Maurits Kaptein (JADS): ”It is unethical to use randomized
controlled trials to personalize health-care”.
{patient, time, treatment, dose}
f
→ outcome
12. Edward
Python package for probabilistic modeling and inference
Build on top of Tensorflow
Bayesian neural networks
Non-Bayesian machine learning: point estimates of
coefficients and predictions
Bayesian: distributions of coefficients and predictions
13. Toy data set
A medicine that causes side
effects at a certain dose.
This maximum dose is
depending on gender and
age, and some individual
random noise.
However, the (test subjects)
population is mostly elderly
male.
14. Edward in action
Two-layer Bayesian neural
network.
Set priors uninformative but
at least somewhere near
results.
Posteriors after 1000
iterations.
15. Edward results
Biased for the lowest ages.
Doesn’t capture interaction
effect for lower ages.
Thompson sampling: when
searching max dose, treat
test subjects with doses
sampled from distribution.
16. Frequentist comparison
Frequentists show the effect
more clearly.
Assuming you actually have
the correct model
assumptions.
Posterior draws always
normal distributions, no
option to balance between
including or not including
interaction term.
17. Edward age as integer input
Trying to smooth by taking
age as single integer input
variable.
Bias variance trade-off.
Better at capturing
interaction effects, draws
look nice.
Doesn’t capture uncertainty
for lowest ages.
18. Frequentist vs. Bayesian neural network
Human hypothesis vs.
discovering with machine
learning.
Simple and specific input
variables (age and gender)
vs. many more possible
input variables (e.g. DNA or
smart sensor data)?
Problems with current
scientific incentives of
publication and going to
market in pharmaceutics.
19. Data volume: data from practice
The biggest problem is acquiring sufficient data to find
specific relationships, interactions and effects.

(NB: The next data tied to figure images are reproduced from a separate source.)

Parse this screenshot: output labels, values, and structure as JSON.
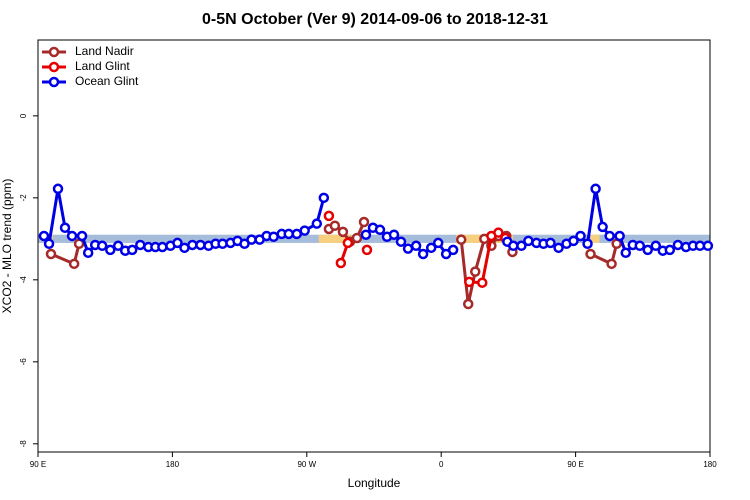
{
  "chart_data": {
    "type": "line",
    "title": "0-5N October (Ver 9)   2014-09-06 to 2018-12-31",
    "x_label": "Longitude",
    "y_label": "XCO2 - MLO trend (ppm)",
    "xlim": [
      90,
      540
    ],
    "ylim": [
      -8.2,
      1.85
    ],
    "xticks": [
      {
        "value": 90,
        "label": "90 E"
      },
      {
        "value": 180,
        "label": "180"
      },
      {
        "value": 270,
        "label": "90 W"
      },
      {
        "value": 360,
        "label": "0"
      },
      {
        "value": 450,
        "label": "90 E"
      },
      {
        "value": 540,
        "label": "180"
      }
    ],
    "yticks": [
      0,
      -2,
      -4,
      -6,
      -8
    ],
    "legend": "top-left",
    "shading": {
      "range": [
        -3.1,
        -2.9
      ],
      "color": "#a6bcdb",
      "highlight_color": "#f6d07e",
      "highlight_x": [
        [
          95,
          100
        ],
        [
          278,
          300
        ],
        [
          370,
          408
        ],
        [
          460,
          466
        ]
      ]
    },
    "series": [
      {
        "name": "Land Nadir",
        "color": "#a52a2a",
        "x": [
          98.7,
          114.2,
          117.5,
          null,
          284.8,
          288.8,
          294.2,
          298.9,
          303.6,
          308.3,
          null,
          373.4,
          378.1,
          382.8,
          388.9,
          393.6,
          398.3,
          403.6,
          407.7,
          null,
          460.0,
          474.1,
          477.5
        ],
        "values": [
          -3.37,
          -3.61,
          -3.12,
          null,
          -2.76,
          -2.68,
          -2.83,
          -3.07,
          -2.98,
          -2.59,
          null,
          -3.02,
          -4.59,
          -3.8,
          -3.0,
          -3.17,
          -2.93,
          -2.93,
          -3.32,
          null,
          -3.37,
          -3.61,
          -3.12
        ]
      },
      {
        "name": "Land Glint",
        "color": "#e60000",
        "x": [
          284.8,
          null,
          292.8,
          297.5,
          null,
          310.3,
          null,
          378.8,
          387.5,
          393.6,
          398.3,
          403.0
        ],
        "values": [
          -2.44,
          null,
          -3.59,
          -3.1,
          null,
          -3.27,
          null,
          -4.05,
          -4.07,
          -2.93,
          -2.85,
          -2.98
        ]
      },
      {
        "name": "Ocean Glint",
        "color": "#0000e6",
        "x": [
          94.0,
          97.4,
          103.4,
          108.1,
          112.8,
          119.5,
          123.6,
          128.3,
          133.0,
          138.4,
          143.7,
          148.4,
          153.1,
          158.5,
          163.9,
          168.6,
          173.3,
          178.7,
          183.4,
          188.1,
          193.4,
          198.8,
          204.2,
          208.9,
          213.6,
          218.9,
          223.6,
          228.3,
          233.0,
          238.4,
          243.1,
          247.8,
          253.2,
          257.9,
          263.3,
          268.6,
          276.7,
          281.4,
          null,
          309.6,
          314.3,
          319.0,
          323.7,
          328.4,
          333.1,
          337.8,
          343.2,
          347.9,
          353.3,
          358.0,
          363.3,
          368.0,
          null,
          404.3,
          408.3,
          413.7,
          418.4,
          423.8,
          428.5,
          433.2,
          438.6,
          443.9,
          448.6,
          453.3,
          458.0,
          463.4,
          468.1,
          472.8,
          479.5,
          483.6,
          488.3,
          493.0,
          498.3,
          503.7,
          508.4,
          513.1,
          518.5,
          523.9,
          528.6,
          533.3,
          538.6
        ],
        "values": [
          -2.93,
          -3.12,
          -1.78,
          -2.73,
          -2.93,
          -2.93,
          -3.34,
          -3.15,
          -3.17,
          -3.27,
          -3.17,
          -3.29,
          -3.27,
          -3.15,
          -3.2,
          -3.2,
          -3.2,
          -3.17,
          -3.1,
          -3.22,
          -3.15,
          -3.15,
          -3.17,
          -3.12,
          -3.12,
          -3.1,
          -3.05,
          -3.12,
          -3.02,
          -3.02,
          -2.93,
          -2.95,
          -2.88,
          -2.88,
          -2.88,
          -2.8,
          -2.63,
          -2.0,
          null,
          -2.9,
          -2.73,
          -2.78,
          -2.95,
          -2.9,
          -3.07,
          -3.24,
          -3.17,
          -3.37,
          -3.22,
          -3.1,
          -3.37,
          -3.27,
          null,
          -3.07,
          -3.17,
          -3.17,
          -3.05,
          -3.1,
          -3.12,
          -3.1,
          -3.22,
          -3.12,
          -3.05,
          -2.93,
          -3.12,
          -1.78,
          -2.71,
          -2.93,
          -2.93,
          -3.34,
          -3.15,
          -3.17,
          -3.27,
          -3.17,
          -3.29,
          -3.27,
          -3.15,
          -3.2,
          -3.17,
          -3.17,
          -3.17
        ]
      }
    ]
  }
}
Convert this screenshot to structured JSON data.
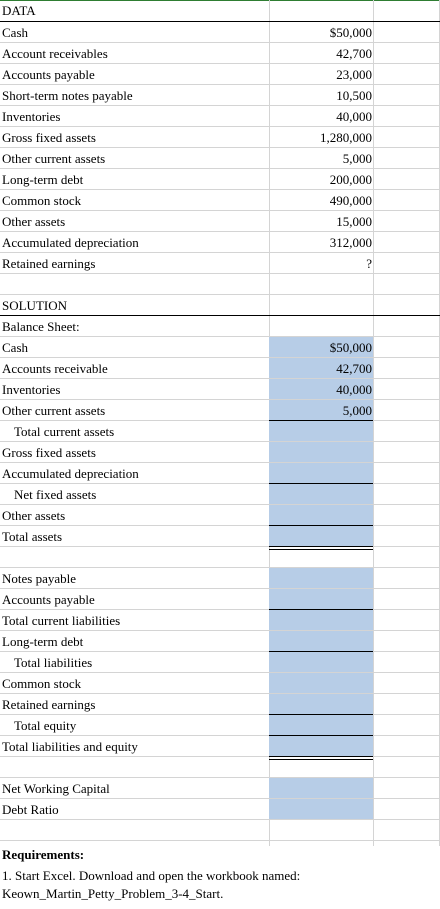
{
  "data_section": {
    "header": "DATA",
    "rows": [
      {
        "label": "Cash",
        "value": "$50,000"
      },
      {
        "label": "Account receivables",
        "value": "42,700"
      },
      {
        "label": "Accounts payable",
        "value": "23,000"
      },
      {
        "label": "Short-term notes payable",
        "value": "10,500"
      },
      {
        "label": "Inventories",
        "value": "40,000"
      },
      {
        "label": "Gross fixed assets",
        "value": "1,280,000"
      },
      {
        "label": "Other current assets",
        "value": "5,000"
      },
      {
        "label": "Long-term debt",
        "value": "200,000"
      },
      {
        "label": "Common stock",
        "value": "490,000"
      },
      {
        "label": "Other assets",
        "value": "15,000"
      },
      {
        "label": "Accumulated depreciation",
        "value": "312,000"
      },
      {
        "label": "Retained earnings",
        "value": "?"
      }
    ]
  },
  "solution_section": {
    "header": "SOLUTION",
    "subheader": "Balance Sheet:",
    "assets": [
      {
        "label": "Cash",
        "value": "$50,000"
      },
      {
        "label": "Accounts receivable",
        "value": "42,700"
      },
      {
        "label": "Inventories",
        "value": "40,000"
      },
      {
        "label": "Other current assets",
        "value": "5,000"
      },
      {
        "label": "Total current assets",
        "value": ""
      },
      {
        "label": "Gross fixed assets",
        "value": ""
      },
      {
        "label": "Accumulated depreciation",
        "value": ""
      },
      {
        "label": "Net fixed assets",
        "value": ""
      },
      {
        "label": "Other assets",
        "value": ""
      },
      {
        "label": "Total assets",
        "value": ""
      }
    ],
    "liabilities": [
      {
        "label": "Notes payable",
        "value": ""
      },
      {
        "label": "Accounts payable",
        "value": ""
      },
      {
        "label": "Total current liabilities",
        "value": ""
      },
      {
        "label": "Long-term debt",
        "value": ""
      },
      {
        "label": "Total liabilities",
        "value": ""
      },
      {
        "label": "Common stock",
        "value": ""
      },
      {
        "label": "Retained earnings",
        "value": ""
      },
      {
        "label": "Total equity",
        "value": ""
      },
      {
        "label": "Total liabilities and equity",
        "value": ""
      }
    ],
    "ratios": [
      {
        "label": "Net Working Capital",
        "value": ""
      },
      {
        "label": "Debt Ratio",
        "value": ""
      }
    ]
  },
  "requirements": {
    "title": "Requirements:",
    "line1": "1. Start Excel. Download and open the workbook named:",
    "line2": "Keown_Martin_Petty_Problem_3-4_Start."
  },
  "colors": {
    "input_fill": "#b7cde7",
    "gridline": "#d4d4d4",
    "top_border": "#2e7d32"
  }
}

What if every treatment could be used as a data point?
Remove the strict boundary between research and application.
Thompson sampling in daily use:
Continuously update distributions with data from practice.
Sample optimal treatment from distributions.
20. Practical and ethical challenges
Practical challenges.
Would you want to be treated according to a randomly
sampled belief or the most likely belief?
Would you always want to be in an experiment?
However, current system is unfair because:
Unfair towards effects and side effects for minorities, because
you need to wait until somebody comes with a hypothesis and
start researching.
Longer time for a medicine to go to market, unfair for patients
that cannot get the treatment (yet).
21. Conclusion
Consider the cost of data acquisition as an essential topic for
any data scientist.
Strategic design of data collection, consider Thompson
sampling.
Edward is definitely worth discovering.
There is no such thing as a free lunch!